"What are you going to do?"
"Gather bones."
"Bones?"
"Yes, bones."
Roger thought his cousin was joking, but a look at the face of the country lad convinced the city boy there was a serious purpose back of the words.
"You see it's this way," explained Adrian. "Bones are good to make fertilizer of, and there's a factory over to Tully where they buy 'em. They pay half a cent a pound, and farmers that have lots of bones around send 'em to the factory. But there's plenty of bones lying around loose in the fields, and at the back doors of houses. When I was about ten years old, me and Chot Ramsey used to make a half dollar, easy, gathering up the old bones and selling 'em when the collecting wagon came from Tully. That's what I'm going to do now. But I'm going to do it different. I know a number of women folks that'll save their meat bones for me if I ask 'em, and I'm going to. Besides collecting all I can lying around loose, you see I'll have a sort of private supply to collect from. But maybe you don't want to come along. It's not much fun, but it's not dirty, for the bones are all clean ones."

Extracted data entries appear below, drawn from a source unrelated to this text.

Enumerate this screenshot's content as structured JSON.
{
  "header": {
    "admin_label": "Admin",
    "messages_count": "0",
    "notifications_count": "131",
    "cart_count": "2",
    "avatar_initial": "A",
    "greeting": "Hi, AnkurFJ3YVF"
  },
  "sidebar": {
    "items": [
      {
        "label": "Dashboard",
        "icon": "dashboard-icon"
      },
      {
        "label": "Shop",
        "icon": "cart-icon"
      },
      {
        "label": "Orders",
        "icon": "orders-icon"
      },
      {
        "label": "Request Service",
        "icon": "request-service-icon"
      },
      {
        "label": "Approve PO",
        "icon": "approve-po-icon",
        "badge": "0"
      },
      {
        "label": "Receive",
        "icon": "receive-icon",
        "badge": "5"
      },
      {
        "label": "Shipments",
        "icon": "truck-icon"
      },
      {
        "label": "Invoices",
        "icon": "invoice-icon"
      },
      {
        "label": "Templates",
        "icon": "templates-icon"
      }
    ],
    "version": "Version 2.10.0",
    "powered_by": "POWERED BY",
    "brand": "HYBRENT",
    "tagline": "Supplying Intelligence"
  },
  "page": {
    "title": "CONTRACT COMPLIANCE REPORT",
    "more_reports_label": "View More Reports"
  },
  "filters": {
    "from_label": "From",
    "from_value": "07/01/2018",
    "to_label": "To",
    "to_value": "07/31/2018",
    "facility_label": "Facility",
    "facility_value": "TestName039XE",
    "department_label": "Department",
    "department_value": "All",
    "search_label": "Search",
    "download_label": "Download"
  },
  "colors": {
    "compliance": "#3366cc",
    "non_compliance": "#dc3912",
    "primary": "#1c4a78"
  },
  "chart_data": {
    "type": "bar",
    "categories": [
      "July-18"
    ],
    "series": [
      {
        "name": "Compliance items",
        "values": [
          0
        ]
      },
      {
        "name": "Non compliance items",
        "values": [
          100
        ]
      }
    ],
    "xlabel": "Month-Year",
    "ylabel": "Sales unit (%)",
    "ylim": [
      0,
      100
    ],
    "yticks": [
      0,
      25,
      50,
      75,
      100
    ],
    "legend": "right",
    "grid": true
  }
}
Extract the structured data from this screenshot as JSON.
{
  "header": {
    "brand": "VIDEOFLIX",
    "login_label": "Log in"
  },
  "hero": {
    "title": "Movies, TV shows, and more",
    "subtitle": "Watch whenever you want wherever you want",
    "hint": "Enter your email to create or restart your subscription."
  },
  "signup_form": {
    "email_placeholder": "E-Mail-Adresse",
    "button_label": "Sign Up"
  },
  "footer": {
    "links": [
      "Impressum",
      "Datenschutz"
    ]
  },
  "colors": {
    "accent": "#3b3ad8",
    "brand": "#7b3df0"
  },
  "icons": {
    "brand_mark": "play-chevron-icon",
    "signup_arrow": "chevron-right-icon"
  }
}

"Of course I'll come along and help," said Roger. "Didn't I say I would?"
It was rather a novel idea, this one of Adrian's, so Roger thought. But plenty of country boys know the value of bones, though they may never have taken the trouble to collect and sell them. Roger and Adrian started off over the fields. The country lad seemed to know just where to go, and, before proceeding far, he had come across several big beef bones, clean and white.
They were tossed into the bag which the boys carried between them, slung on a long pole. They visited several back-yards of houses, where Adrian knew the people, and, when he had collected all the bones in sight, he asked the women if they wouldn't save any more they might have, as he would be around again in a week. Most of them promised, for they liked the boy, who had often done favors for them.
"Just throw 'em in one place always, and I can gather 'em up every week," said Adrian, at house after house.